Published: July 27th 2012July 27th 2012
I feel like there is so much to try and catch up on and I only have a few minutes on the internet tonight. I'll post as much as I can
If there is one thing I have learned so far, it is that perspective changes everything. During our time in Uganda, my perspective, view and beliefs chagned in so many ways. I have started to think about what it important and what isn't. The last week in our house in Uganda, we learned to get make meals, get ready and put make up on in the dark. The power was out most evenings and we got used to making our meals with headlamps on and eating by candle light. It was funny, because now when the power goes out it doesn't even phase us, we just carry on doing whatever it is that we are doing. I have learned what we need to survive and all of the things that we take for granted on a daily basis.
Last Saturday we held a graduation for the first class to ever graduate from Rwentutu! What an amazing experience it was and we all looked amazing in the African dresses that we had made specially for the day! We had brought gowns and caps for the children and their families were so excited to see them graduate. For most families, these Grade 7 children were the first in their family to ever graduate. We hope that some of the students will go on to secondary school, but that often isn't the case. The school fees are just too much for most families to handle.
While spending time in classrooms I realized that children are children no matter where in the world you are. They still love laughing, having fun and learning, even though the trials that they face are so different from the ones children in Canada face. As we drove to school each day, it continued to surprise me how many school aged children are unable to attend school. Although the reasons are different for everyone it is hard to imagine so many children not being offered the opportunity to get an education. The saying it takes a village to raise a child is used all over the world but I have never seen it in action the way that I have in Africa! Everyone pitches in to take care of children. Teachers teach with babies strapped to their back (or in their arms...a skill I quickly learned to master), they cut and make food for their children and other students, they stay in dorms with the children. EVERYONE helps out!
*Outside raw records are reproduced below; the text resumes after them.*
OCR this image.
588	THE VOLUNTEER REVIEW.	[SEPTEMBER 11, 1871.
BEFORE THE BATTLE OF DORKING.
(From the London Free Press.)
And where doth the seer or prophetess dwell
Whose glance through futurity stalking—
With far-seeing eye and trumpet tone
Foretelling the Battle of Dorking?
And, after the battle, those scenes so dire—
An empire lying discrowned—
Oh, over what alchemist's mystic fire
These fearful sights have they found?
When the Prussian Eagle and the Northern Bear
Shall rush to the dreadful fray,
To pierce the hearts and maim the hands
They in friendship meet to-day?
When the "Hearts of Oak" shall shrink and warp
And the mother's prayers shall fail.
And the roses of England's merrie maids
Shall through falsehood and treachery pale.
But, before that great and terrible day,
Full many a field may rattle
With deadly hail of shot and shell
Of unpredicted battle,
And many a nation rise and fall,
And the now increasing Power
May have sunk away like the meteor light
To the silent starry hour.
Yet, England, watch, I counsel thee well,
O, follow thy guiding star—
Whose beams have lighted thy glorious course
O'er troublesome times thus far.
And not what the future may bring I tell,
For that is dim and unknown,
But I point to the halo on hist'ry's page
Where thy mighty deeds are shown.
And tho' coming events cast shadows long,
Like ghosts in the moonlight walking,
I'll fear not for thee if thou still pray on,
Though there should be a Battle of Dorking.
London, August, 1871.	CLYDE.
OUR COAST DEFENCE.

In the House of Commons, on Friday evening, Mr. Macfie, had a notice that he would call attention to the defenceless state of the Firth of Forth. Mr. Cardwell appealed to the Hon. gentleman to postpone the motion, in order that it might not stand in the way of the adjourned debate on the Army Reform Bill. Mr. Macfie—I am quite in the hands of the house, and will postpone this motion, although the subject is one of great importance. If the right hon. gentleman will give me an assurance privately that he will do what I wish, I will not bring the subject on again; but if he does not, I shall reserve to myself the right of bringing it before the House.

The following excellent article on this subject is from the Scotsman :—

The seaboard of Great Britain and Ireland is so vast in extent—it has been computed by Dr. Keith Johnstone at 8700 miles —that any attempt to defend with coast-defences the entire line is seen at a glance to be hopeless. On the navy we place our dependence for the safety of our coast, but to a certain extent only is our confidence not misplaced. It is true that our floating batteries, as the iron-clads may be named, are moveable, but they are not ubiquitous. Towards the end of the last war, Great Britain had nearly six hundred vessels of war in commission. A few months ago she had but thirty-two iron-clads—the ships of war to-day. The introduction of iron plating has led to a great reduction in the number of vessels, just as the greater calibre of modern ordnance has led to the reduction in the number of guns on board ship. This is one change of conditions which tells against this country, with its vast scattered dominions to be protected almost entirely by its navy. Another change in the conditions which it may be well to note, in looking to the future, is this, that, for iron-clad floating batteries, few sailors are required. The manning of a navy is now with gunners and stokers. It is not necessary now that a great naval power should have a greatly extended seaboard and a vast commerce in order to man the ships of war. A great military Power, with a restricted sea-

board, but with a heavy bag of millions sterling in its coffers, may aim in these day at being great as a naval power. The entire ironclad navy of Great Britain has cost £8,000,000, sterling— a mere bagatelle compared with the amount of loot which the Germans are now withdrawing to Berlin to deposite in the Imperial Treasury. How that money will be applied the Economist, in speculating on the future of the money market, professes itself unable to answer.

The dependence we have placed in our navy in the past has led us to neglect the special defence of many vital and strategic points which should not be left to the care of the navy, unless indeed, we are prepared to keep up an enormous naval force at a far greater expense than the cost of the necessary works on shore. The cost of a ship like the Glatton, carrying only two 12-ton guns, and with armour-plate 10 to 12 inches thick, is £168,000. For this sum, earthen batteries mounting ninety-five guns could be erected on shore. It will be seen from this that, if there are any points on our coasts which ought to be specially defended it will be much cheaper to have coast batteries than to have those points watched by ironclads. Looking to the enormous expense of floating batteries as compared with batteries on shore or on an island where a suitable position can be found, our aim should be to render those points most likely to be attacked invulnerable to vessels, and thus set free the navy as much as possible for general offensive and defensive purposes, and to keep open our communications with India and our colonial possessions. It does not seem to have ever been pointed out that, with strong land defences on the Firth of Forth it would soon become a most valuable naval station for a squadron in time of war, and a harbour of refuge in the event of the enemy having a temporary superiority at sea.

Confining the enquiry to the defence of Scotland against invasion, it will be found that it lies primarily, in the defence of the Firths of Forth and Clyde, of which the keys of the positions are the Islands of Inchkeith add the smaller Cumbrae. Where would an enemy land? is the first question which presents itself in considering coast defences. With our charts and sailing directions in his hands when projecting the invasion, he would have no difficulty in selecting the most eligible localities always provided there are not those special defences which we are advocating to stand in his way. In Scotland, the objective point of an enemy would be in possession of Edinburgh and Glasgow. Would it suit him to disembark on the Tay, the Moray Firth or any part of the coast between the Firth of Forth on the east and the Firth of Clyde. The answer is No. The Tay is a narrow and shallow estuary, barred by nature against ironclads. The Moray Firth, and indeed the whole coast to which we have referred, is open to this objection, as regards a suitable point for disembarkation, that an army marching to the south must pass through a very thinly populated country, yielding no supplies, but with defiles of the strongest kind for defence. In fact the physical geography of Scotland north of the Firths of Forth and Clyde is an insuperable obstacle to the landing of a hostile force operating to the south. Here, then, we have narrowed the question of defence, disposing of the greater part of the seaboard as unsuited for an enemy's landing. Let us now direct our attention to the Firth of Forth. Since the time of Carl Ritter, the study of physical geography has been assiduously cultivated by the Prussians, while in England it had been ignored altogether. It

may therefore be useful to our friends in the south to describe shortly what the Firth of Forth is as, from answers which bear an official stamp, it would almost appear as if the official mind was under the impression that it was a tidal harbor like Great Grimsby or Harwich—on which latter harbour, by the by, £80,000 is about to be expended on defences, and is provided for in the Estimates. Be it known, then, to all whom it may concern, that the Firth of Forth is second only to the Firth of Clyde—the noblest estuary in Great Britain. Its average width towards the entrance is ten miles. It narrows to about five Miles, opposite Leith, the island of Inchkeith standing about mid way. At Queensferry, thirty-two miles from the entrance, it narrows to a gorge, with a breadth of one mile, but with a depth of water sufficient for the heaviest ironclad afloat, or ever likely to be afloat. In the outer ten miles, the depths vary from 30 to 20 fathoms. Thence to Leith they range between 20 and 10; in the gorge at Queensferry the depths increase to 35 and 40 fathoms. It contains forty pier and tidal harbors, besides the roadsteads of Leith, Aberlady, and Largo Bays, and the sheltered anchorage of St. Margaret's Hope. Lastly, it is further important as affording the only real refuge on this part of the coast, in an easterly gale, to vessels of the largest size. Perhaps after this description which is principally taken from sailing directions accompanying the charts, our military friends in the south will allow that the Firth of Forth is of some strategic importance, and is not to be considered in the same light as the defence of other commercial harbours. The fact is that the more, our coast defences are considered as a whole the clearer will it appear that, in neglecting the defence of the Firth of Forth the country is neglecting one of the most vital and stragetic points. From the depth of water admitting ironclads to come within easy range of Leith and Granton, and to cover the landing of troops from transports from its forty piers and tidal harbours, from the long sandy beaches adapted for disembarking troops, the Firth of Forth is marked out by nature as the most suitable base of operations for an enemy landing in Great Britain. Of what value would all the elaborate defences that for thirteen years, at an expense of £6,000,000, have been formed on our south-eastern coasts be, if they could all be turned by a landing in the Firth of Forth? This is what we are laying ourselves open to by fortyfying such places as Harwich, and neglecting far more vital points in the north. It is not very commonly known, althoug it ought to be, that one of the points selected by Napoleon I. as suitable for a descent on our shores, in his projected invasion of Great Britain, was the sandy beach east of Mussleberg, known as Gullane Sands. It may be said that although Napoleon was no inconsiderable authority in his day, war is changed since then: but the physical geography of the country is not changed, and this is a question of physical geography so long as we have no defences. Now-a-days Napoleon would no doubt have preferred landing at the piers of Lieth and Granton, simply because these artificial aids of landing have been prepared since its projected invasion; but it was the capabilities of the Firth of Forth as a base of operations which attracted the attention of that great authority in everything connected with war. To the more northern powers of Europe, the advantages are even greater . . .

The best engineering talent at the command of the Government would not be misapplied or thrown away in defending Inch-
There were three really hard moments last week....
1) Finding out that both teachers I have spent time with have malaria and are quite ill
2) The school semester having to finish earlier than expected because there was no food left, even for the boarders
3) Having to say goodbye to a group of children and teachers that have literally CHANGED my life!
We arrived in Tanzania last night and are in a whole new world. It is SO different from what we experience in Uganda. Today we had an amazing safari and tomorrow morning we leave for the Serengeti and two nights in a tented camp. I promise to try and blog on Monday to talk about all of the amazing experience and adventures in Tanzania!
One of the main differences that I have noticed so far between Uganda and Tanzania, aside from the landscape and animals that we have seen is the decreased police and military presence. Although we never felt unsafe in Uganda, there were ALWAYS police and military members around and we got stopped multiple times every day on the way to school at "police checks". Apparently with muzungas in the car they usually just want to say hello.
I hope everyone is well! Have a great weekend!